Compared to SMLM, traditional methods of measuring EVs suffer from functional and practical limitations that can complicate and even prevent their use, particularly in novel applications and for exploring new research questions.

For example, electron microscopy (EM) and diffraction-limited fluorescence (confocal and widefield) microscopy are well-established and accessible methods for imaging single EVs. However, although EM allows accurate size measurement with high resolution, its ability to label and image specific molecular content is lacking. Conversely, diffraction-limited fluorescence microscopy can image molecular content with specificity, but it cannot be used to accurately measure EV size. Furthermore, diffraction-limited modalities do not provide the necessary resolution to evaluate target distribution within individual Evs.

See the full table of the capabilities and limitations of measurement methods, below.

SMLM offers researchers a unique single-instrument solution for the study of EVs. Its combination of resolution, accuracy, and functionality enables highly precise imaging and analysis of individual EVs in order to count, size, measure cargo, and track the fate of particular EVs without requiring additional instrumentation or methodologies.

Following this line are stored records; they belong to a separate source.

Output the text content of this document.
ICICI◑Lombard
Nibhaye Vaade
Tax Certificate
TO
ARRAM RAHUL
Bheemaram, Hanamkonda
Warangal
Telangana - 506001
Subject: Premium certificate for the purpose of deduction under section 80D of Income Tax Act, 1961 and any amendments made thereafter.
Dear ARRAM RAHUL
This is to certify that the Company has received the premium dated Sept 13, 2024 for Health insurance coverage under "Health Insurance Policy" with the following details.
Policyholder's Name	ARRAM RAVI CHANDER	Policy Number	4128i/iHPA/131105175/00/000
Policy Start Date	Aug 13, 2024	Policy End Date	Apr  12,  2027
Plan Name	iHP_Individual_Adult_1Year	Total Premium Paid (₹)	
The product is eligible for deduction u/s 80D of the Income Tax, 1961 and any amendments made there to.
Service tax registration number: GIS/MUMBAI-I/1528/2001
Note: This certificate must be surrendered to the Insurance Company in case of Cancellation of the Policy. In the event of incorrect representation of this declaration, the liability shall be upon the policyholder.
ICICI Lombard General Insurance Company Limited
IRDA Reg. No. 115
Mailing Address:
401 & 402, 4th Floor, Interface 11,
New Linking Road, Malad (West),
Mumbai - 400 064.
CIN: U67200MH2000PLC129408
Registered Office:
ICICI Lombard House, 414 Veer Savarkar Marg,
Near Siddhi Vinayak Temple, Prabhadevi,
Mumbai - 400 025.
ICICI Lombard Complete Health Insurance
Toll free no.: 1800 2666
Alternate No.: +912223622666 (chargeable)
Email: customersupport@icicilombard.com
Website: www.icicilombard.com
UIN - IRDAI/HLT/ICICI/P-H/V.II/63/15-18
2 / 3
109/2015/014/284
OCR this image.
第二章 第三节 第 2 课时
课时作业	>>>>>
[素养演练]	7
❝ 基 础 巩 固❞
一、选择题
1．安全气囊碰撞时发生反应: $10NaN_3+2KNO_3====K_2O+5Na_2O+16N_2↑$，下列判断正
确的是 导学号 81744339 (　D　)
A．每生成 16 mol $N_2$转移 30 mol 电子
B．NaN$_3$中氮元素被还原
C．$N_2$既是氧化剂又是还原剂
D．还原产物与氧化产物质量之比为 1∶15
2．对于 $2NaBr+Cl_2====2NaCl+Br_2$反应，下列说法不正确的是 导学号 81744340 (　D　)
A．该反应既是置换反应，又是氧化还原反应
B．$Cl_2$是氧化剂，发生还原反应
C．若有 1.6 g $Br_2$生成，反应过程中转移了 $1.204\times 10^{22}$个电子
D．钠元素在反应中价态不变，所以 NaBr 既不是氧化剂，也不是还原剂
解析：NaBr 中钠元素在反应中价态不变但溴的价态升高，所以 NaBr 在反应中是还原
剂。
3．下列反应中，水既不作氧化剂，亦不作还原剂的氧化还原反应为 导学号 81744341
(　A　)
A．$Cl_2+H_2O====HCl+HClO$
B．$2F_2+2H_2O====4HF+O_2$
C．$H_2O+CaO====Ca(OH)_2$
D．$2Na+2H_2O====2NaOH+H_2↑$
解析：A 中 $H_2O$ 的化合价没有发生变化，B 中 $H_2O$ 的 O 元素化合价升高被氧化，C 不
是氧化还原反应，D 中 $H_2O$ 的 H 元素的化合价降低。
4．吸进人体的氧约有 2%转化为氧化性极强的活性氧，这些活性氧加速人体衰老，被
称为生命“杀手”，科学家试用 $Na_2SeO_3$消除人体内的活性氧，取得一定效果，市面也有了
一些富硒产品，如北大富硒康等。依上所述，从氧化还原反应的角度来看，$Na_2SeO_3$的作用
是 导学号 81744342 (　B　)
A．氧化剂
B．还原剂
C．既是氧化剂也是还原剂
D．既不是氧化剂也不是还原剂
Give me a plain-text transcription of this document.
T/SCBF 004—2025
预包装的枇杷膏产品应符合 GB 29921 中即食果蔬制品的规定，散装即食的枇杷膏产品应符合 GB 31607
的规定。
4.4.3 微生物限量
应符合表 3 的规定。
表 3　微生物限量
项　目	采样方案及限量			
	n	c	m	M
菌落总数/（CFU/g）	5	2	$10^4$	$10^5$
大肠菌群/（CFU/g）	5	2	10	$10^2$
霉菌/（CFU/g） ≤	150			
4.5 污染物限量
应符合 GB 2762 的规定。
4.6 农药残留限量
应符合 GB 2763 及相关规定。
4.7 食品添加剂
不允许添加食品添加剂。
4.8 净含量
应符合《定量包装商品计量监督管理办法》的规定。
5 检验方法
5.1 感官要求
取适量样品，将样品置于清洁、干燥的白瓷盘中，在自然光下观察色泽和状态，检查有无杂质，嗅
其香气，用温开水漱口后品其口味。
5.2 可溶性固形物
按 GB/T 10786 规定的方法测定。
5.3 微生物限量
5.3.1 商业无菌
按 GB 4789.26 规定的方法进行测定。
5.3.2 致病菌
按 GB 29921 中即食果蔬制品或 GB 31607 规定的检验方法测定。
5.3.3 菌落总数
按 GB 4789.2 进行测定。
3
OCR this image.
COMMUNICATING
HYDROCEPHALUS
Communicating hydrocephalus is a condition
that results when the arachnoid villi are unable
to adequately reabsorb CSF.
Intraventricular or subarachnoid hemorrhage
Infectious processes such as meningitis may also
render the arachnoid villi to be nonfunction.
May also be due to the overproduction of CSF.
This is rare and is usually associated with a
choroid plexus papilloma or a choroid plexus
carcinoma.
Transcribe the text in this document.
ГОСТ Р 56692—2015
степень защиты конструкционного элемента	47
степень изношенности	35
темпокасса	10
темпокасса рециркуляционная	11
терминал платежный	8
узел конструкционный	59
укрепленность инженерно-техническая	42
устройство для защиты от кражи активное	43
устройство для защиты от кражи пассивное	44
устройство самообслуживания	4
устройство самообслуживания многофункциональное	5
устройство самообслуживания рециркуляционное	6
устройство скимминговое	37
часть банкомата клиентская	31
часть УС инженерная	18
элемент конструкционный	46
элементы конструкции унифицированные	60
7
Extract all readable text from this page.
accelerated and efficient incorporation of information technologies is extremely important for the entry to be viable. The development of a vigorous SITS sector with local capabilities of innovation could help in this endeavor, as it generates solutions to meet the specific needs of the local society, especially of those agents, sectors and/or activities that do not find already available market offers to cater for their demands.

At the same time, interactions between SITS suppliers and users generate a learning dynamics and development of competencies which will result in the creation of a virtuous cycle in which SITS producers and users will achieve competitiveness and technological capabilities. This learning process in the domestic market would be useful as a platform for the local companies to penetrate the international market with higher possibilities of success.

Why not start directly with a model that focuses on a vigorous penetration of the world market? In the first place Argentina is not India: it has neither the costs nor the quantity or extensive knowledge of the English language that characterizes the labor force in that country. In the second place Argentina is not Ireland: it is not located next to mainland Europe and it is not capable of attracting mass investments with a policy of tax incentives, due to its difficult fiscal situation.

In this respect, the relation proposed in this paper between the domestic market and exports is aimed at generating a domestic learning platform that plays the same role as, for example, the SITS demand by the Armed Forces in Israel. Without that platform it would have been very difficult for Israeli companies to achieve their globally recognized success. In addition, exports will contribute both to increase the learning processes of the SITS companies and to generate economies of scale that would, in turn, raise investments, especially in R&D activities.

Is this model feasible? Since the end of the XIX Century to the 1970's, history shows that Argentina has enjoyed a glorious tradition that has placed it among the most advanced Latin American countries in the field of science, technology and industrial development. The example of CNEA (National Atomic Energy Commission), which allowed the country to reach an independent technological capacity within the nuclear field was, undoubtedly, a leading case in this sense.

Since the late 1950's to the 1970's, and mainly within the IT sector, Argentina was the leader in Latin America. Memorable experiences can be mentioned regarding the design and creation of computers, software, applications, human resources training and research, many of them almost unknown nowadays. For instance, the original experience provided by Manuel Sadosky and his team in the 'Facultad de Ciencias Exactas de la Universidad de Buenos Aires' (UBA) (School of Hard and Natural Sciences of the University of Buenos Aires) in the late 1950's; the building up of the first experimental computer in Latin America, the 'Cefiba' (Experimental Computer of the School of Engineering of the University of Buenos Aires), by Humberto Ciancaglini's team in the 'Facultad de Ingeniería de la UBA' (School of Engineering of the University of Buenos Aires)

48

It is important to note that appropriate fluorescent labeling for super-resolution microscopy studies does require knowledge of potential protein content. This does not present a significant obstacle to the application of SMLM for EV research as all EVs appear to have one or more of the tetraspanin family of proteins (e.g., CD9, CD63, CD81) in their membranes. These are well-accepted, typical EV markers for fluorescent microscopy studies (including super-resolution microscopy).

SMLM provides a single measurement modality for:

1. Measuring EVs on an individual basis, either in isolation or with respect to spatial distribution in cells (for EVs derived from cells, tumors, plasma, and other samples);
2. Imaging and quantifying EVs in terms of size, membrane protein phenotype, and cargo; and
3. Evaluating the three-dimensional relationship of targets in individual EVs.